La peine encourue pour cette infraction est désormais de trois mois de prison et d’une amende pouvant aller jusqu’à 3 750 euros. Ce maximum ne sera pas systématiquement prononcé, mais les juges pourront l’appliquer en fonction des circonstances de l’infraction et de la personnalité du prévenu. La peine sera inscrite au casier judiciaire. En outre, le permis de conduire pourra être annulé purement et simplement, avec une interdiction de le repasser avant un délai de trois ans. Des peines complémentaires peuvent également être prononcées, telles que la confiscation du véhicule, une suspension du permis pouvant excéder les trois ans d’annulation, l’interdiction de conduire certains véhicules ou la participation à un stage de sensibilisation.

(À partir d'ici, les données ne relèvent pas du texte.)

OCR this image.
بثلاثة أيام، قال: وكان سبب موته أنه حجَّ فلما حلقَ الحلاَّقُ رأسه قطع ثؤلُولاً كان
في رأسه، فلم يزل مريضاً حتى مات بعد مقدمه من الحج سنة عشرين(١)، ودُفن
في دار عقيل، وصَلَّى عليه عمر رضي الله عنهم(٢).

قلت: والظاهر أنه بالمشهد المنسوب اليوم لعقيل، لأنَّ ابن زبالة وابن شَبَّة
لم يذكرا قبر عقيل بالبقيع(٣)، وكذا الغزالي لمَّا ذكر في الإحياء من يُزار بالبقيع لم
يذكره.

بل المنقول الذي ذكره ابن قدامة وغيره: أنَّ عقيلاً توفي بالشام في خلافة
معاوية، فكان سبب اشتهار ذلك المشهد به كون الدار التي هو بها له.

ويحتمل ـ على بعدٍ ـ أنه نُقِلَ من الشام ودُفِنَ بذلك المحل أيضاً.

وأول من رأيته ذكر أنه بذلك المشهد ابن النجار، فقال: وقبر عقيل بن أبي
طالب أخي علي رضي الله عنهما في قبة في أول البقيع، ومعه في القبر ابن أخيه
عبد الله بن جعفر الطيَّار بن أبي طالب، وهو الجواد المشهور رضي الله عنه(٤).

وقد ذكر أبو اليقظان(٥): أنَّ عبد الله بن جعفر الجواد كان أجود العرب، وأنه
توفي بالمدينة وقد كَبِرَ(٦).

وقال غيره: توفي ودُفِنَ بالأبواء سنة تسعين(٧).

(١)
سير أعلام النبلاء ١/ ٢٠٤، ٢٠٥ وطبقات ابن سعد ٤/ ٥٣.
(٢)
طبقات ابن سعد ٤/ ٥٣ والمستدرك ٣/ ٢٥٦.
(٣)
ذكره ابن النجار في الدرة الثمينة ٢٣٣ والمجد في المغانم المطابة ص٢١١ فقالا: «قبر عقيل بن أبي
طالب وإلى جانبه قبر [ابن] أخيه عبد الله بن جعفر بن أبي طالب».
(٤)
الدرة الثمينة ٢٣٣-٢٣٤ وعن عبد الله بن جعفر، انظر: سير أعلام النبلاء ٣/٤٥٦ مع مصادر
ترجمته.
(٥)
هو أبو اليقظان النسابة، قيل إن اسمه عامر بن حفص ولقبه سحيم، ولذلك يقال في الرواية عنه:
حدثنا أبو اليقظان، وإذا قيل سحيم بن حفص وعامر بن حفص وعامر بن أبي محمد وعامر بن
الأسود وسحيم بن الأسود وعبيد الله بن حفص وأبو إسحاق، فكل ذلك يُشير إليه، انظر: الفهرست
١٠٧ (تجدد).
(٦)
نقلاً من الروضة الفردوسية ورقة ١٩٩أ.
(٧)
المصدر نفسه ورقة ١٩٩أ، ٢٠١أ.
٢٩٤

Marie-Pierre Vedrenne, la ministre déléguée auprès du ministre de l’Intérieur : « Franchir la limite de plus de 50 km/h, ce n’est pas une simple infraction : c’est un comportement qui met délibérément des vies en danger … en classant désormais ce très grand excès de vitesse comme un délit, avec une réponse judiciaire plus ferme, nous envoyons un message clair : la violence routière n’est plus tolérée. Cette avancée est une mesure de protection pour tous, pour les familles et pour les usagers les plus vulnérables. Elle traduit une exigence de responsabilité et de respect. »
Actuellement, l’infraction de grand excès de vitesse est sanctionnée par une simple contravention de 5e classe, la plus élevée, pouvant aller jusqu’à 1.500 euros. Cependant, la délégation interministérielle à la Sécurité routière estime que cette peine n’est plus à la hauteur de la gravité de l’infraction et de sa fréquence croissante. Contrairement à ce que l’on pourrait penser, les grands excès de vitesse sont loin d’être rares. En effet, la Sécurité routière en a recensé 63.217 l’an dernier, soit une augmentation fulgurante de 69 % par rapport à 2017.
Un décret publié le mercredi 24 décembre 2025, suite à la loi du 9 juillet 2025, officialise l’infraction d’homicide routier.